Oh God. She’s having a baby with The Duke. I’m going to have a half-sibling who’ll be born into endless drama and be given a name that sounds like a pub.
‘I’ve asked Ralph to move in.’
I blink furiously. ‘What?’
‘I’ve asked Ralph to move in with me.’
‘Which Ralph? Our Ralph?’
‘Do you know any others?’
No, I think. Ralph is one of a kind.
‘Remember what I said about very few people being worthy of your heart and devotion?’
‘Y-es,’ I say, uncertainly.
‘Well, I realised... that maybe it was time to take my own advice.’
There is a creak on the floorboard behind me. I turn to see Ralph standing in the doorway, beaming like someone who’s just been let out of prison on good behaviour.
My heart fattens with happiness. I get straight up and pull him into a hug.
‘Well, what is it they say?’ I can hear the smile in his voice. ‘Better late than never.’
I am heartbroken for Lara and boiling with fury at Jamie and buzzing for my mother and Ralph all at once. ‘Congratulations,’ I manage.
‘Daniela and I make a good team,’ he says, which makes me smile, because Mum’s team has for so long been filled with duds and last reserves. But now, finally, it seems she’s picked a winner.
‘Will you do me a favour?’ I say, pulling back from Ralph and looking at them both.
‘Of course,’ says Ralph, while my mother – true to form – waits to see what the favour is first.
‘Please do something about the state of this place. It won’t take much. I know you’ve got the money, Mum. And I can help. Just please, please, give this beautiful house a bit of TLC... It hurts my heart, okay?’
Mum rolls her eyes. ‘I’m sure I didn’t bring you up to be this affected, but fine – if it bothers you so much.’

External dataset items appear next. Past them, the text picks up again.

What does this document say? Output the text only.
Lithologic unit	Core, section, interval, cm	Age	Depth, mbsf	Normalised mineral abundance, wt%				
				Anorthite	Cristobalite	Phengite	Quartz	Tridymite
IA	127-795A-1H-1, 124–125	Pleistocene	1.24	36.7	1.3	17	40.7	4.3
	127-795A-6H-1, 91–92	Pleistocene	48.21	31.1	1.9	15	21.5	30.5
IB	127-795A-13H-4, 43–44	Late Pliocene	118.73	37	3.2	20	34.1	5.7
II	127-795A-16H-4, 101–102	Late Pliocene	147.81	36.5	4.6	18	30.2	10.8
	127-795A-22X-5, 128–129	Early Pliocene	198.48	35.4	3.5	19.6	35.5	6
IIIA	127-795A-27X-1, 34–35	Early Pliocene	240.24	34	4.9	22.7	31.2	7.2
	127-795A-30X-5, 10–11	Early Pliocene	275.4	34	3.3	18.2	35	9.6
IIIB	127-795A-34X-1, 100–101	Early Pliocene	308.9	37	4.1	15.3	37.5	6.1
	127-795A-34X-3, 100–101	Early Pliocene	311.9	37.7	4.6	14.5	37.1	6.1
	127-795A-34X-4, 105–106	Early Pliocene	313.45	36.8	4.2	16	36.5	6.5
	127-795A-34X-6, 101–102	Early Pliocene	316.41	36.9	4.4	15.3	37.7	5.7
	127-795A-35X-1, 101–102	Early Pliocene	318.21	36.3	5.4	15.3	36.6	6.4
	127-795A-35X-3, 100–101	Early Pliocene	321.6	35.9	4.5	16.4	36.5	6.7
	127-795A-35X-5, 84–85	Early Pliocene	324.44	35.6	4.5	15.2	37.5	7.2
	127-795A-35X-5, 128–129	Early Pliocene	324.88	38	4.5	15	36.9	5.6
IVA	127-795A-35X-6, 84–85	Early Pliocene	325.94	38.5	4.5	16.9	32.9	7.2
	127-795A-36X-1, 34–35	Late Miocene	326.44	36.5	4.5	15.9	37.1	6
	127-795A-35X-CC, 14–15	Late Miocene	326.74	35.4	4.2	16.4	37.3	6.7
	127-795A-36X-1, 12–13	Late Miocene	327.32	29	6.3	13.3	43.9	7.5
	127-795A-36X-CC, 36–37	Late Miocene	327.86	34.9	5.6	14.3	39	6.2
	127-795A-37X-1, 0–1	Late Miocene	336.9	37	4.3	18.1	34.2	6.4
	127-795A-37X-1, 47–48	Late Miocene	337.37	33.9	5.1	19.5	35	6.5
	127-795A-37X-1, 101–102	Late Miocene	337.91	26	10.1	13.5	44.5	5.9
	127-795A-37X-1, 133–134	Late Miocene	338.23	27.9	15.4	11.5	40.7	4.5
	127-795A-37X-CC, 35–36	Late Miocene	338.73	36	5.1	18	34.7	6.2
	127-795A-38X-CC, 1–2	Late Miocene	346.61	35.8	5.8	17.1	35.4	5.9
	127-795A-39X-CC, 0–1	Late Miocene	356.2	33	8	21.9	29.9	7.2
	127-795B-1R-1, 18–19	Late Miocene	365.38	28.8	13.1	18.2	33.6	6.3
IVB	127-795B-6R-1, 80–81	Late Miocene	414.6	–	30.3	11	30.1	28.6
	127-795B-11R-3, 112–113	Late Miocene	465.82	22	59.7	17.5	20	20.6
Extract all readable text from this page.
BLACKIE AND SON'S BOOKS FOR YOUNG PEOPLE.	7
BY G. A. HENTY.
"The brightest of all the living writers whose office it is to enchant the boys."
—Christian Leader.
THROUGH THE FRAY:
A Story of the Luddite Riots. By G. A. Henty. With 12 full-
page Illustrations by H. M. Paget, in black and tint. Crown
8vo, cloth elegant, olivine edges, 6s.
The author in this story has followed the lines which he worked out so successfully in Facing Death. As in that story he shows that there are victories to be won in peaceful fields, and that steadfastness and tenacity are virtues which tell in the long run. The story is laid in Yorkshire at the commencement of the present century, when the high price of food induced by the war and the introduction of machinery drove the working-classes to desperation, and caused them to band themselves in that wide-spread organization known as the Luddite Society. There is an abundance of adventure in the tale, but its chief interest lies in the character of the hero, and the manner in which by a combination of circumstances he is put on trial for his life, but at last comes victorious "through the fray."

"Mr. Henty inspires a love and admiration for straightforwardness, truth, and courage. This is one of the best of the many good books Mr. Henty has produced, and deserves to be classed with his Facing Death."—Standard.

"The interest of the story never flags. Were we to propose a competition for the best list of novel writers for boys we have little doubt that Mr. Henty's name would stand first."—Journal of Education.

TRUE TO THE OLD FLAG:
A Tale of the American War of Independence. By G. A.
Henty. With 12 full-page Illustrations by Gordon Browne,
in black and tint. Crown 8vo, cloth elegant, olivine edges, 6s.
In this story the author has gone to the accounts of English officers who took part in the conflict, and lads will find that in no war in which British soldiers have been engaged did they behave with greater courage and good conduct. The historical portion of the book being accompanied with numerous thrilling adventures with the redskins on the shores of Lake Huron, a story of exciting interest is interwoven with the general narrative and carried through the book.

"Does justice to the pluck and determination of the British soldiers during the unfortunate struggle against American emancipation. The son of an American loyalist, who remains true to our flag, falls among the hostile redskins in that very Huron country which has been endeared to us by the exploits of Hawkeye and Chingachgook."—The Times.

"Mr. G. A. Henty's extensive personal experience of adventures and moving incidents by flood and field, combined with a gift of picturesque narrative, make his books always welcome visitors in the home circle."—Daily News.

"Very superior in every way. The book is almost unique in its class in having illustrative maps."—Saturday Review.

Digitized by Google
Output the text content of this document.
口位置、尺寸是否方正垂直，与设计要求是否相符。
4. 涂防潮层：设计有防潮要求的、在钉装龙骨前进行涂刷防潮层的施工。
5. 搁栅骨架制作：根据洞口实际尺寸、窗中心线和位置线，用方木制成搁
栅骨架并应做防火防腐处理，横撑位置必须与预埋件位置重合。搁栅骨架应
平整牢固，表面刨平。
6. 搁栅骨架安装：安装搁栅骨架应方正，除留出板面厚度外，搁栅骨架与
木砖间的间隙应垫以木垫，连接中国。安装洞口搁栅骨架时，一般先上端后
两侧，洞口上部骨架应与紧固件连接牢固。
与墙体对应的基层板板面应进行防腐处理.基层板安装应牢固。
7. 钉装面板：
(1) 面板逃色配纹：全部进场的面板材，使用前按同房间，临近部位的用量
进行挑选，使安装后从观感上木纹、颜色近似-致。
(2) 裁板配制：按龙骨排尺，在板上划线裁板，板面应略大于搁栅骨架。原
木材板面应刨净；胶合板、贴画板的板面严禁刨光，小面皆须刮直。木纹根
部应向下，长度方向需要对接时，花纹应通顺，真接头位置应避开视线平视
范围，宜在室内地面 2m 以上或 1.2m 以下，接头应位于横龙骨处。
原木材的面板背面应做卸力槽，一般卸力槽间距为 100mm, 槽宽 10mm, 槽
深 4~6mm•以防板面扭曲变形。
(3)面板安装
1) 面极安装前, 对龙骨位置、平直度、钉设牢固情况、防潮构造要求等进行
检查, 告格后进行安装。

‘Thank you,’ I say, exhaling like I’ve just crossed some sort of finish line. ‘Thank you.’
Later, cocooned in my bedroom back at home, I search online for any shred of hope that Lara’s cancer is curable. Unsurprisingly, I find plenty. Stories of miraculous recoveries, defying the odds, tumours shrinking then vanishing. I search for cancer experts living within any sort of radius of Santa Cruz. I think about contacting Felix, asking if he thinks his bank account might be big enough to save her.
But then a message pings on my phone. It’s from Lara.
Please understand I’m at peace with dying, Neve
I know you haven’t had much time to get used to it. But it’s not up to you to save me.
I’m not considering other treatments. I just want to make the most of the time I have left Xx
It takes me a long time – maybe more than an hour – to slowly shut down everything I’ve bookmarked. To strike thick black marks through the entries I’ve been making in a notebook.
Okay then, Lar.
This is not my fight, I finally realise. This is Lara’s choice, Lara’s life. Ruining the time she has left by refusing to accept the call she’s made would be the pinnacle of selfishness.
It’s mind-bendingly hard, but I know I have to respect her decision.
Before I close the laptop, I idly type in Heather’s name. I found her on LinkedIn once, years ago. Maybe it’s down to some strange, self-destructive impulse, or maybe I just want a distraction from thinking about Lara.